Future album release campaigns were just as unpredictable, with long delays or releases that seemed to come together in just a few days. Then, promoting his 2018 album, “Ye,” Mr. West gave an interview seeming to suggest that slavery was “a choice.” (He later apologized.) By then, Mr. West had set up a new working compound in Wyoming.

Last year, Mr. West mounted a long-shot bid for president as a Christian revivalist, a move that perplexed and concerned some close to him. Mr. West had spoken in the past about his bipolar disorder.

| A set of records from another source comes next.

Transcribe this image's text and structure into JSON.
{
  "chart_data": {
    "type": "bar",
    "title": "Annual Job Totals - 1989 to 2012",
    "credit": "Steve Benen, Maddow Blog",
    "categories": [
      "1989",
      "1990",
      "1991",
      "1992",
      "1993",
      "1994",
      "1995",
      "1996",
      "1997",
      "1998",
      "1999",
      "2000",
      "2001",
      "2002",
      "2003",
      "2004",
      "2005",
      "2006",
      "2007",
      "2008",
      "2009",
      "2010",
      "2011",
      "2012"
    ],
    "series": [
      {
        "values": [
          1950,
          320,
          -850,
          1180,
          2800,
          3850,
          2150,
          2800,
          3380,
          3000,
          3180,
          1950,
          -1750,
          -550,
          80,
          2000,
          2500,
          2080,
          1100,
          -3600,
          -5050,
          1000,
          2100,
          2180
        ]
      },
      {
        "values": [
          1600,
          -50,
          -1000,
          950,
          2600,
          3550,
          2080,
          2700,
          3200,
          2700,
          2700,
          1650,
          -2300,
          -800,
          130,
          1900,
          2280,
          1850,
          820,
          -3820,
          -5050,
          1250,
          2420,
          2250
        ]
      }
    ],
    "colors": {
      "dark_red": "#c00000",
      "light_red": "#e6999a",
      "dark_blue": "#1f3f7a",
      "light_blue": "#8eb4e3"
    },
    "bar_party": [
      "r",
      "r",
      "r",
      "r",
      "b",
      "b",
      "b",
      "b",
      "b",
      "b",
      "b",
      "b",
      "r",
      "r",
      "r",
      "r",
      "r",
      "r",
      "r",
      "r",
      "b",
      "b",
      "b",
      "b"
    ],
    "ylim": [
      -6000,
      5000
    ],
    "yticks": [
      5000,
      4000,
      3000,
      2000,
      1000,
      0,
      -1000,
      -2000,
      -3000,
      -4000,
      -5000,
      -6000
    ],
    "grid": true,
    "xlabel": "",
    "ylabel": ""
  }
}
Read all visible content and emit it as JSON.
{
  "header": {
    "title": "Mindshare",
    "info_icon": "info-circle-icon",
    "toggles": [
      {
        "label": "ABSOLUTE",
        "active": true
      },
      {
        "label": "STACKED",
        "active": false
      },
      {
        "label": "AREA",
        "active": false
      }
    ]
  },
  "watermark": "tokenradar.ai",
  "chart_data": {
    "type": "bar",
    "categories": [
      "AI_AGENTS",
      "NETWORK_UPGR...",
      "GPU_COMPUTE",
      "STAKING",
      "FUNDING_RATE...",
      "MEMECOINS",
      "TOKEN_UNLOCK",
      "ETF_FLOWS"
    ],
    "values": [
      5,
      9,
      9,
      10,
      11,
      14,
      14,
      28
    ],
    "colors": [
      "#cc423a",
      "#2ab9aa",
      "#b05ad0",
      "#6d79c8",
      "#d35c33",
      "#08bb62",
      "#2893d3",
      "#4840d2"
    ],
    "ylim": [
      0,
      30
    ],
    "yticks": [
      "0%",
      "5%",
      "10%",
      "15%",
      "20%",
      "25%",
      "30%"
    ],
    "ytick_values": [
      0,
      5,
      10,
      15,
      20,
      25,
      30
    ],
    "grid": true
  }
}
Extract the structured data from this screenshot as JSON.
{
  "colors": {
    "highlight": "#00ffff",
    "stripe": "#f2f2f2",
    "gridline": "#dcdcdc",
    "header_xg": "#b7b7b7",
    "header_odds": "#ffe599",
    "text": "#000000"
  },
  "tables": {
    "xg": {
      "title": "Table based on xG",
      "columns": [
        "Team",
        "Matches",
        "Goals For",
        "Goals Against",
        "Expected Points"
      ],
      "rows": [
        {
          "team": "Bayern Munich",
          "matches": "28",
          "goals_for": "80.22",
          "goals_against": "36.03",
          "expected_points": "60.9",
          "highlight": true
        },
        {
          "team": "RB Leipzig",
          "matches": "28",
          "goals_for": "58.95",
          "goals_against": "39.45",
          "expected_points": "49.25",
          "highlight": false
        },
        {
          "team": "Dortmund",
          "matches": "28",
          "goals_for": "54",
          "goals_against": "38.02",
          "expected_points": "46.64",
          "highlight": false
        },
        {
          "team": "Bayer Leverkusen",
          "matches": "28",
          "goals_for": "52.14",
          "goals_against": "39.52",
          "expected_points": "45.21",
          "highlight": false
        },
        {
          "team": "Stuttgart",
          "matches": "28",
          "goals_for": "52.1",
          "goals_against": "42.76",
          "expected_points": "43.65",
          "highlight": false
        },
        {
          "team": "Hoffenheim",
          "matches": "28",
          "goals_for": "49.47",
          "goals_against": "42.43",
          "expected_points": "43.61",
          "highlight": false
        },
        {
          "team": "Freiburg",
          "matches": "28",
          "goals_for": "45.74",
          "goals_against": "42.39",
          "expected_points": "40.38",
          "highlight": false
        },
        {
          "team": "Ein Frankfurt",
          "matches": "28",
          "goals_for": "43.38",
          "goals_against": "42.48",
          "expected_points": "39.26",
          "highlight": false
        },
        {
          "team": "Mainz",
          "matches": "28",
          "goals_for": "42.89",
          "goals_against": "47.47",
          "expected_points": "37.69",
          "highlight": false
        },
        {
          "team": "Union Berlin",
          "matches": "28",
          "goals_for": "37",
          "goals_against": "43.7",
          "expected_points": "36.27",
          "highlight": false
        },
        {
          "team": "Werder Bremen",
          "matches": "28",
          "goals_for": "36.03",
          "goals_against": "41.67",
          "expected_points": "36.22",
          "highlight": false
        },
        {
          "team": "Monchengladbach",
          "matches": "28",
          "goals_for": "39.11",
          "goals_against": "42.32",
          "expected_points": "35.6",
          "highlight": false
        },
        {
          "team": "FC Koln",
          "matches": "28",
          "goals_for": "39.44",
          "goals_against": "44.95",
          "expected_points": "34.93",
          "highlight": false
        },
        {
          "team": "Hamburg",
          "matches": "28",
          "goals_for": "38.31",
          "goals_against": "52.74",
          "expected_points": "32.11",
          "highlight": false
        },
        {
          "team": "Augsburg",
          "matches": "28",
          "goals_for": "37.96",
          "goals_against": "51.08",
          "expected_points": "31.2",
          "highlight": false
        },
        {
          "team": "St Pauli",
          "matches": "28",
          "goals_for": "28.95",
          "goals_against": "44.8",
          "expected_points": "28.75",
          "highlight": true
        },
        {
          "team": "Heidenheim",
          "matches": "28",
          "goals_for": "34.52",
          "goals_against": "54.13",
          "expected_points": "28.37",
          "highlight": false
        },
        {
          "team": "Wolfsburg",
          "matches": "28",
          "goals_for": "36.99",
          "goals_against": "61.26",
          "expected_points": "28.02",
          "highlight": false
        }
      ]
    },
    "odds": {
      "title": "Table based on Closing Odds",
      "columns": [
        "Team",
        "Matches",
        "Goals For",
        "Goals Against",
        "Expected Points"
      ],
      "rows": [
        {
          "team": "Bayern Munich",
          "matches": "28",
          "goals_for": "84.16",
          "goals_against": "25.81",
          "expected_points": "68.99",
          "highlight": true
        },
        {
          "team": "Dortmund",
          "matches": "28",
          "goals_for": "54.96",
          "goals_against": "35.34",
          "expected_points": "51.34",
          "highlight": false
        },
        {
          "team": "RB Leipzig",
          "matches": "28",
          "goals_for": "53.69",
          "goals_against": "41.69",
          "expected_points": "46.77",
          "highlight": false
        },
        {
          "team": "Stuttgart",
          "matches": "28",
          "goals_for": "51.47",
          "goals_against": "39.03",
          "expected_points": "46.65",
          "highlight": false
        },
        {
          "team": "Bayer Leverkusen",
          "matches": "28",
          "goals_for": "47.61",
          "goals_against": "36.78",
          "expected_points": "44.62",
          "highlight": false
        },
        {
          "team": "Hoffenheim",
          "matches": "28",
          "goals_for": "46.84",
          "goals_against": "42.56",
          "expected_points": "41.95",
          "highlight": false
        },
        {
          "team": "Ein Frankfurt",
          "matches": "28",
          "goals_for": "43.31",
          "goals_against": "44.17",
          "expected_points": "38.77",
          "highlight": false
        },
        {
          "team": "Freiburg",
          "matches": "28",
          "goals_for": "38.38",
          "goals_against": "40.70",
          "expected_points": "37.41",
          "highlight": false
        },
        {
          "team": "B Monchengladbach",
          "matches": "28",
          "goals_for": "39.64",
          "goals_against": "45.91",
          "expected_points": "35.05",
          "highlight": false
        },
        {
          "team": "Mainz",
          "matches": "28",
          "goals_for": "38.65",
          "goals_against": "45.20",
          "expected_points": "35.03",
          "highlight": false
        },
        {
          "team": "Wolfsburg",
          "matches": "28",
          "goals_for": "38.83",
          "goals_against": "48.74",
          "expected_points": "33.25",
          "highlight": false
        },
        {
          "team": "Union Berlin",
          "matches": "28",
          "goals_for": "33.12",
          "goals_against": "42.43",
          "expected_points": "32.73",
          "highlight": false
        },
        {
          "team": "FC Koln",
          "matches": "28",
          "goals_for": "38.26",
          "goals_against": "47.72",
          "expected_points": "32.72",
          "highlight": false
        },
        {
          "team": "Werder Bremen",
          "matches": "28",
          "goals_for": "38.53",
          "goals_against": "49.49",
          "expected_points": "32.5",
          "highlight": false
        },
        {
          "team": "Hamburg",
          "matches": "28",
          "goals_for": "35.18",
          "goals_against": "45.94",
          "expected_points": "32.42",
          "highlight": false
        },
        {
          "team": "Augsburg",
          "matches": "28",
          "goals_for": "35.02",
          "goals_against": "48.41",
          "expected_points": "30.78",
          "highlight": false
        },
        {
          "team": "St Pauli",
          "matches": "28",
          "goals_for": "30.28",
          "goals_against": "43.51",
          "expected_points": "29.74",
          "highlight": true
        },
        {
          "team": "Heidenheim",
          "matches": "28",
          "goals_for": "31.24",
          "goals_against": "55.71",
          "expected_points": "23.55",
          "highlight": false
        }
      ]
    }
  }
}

Ms. Kardashian West had opened up about it for the first time days after Mr. West made a campaign appearance in South Carolina, during which he broke down crying. Writing on Instagram, she called him a “brilliant but complicated person” who has to deal with “pressure and isolation that is heightened by his bipolar disorder.”

Before their courtship became public in 2012, Ms. Kardashian West and Mr. West had known each other for roughly a decade. They were first introduced in about 2002 or 2003 by a mutual friend, the singer Brandy. The pair dated for two years before marrying in an opulent $2.8 million ceremony at Fort di Belvedere in Florence, Italy, on May 24, 2014.

The marriage was the third for Ms. Kardashian West. She was divorced from the music producer Damon Thomas in 2003 and from the NBA player Kris Humphries in 2013. The marriage also came after Mr. West had ended high-profile relationships with the designer Alexis Phifer and the model Amber Rose.

In recent years, Mr. West has made an explicit turn to religious themes in his music.

Still, Mr. West’s albums continued to perform well on the Billboard charts. Since his second album, “Late Registration” in 2005, every one of Mr. West’s eight solo studio albums, including the gospel-infused “Jesus Is King” in 2019, has opened at No. 1.

But his long-promised new album, “Donda,” which he originally said would be released in July, has not materialized.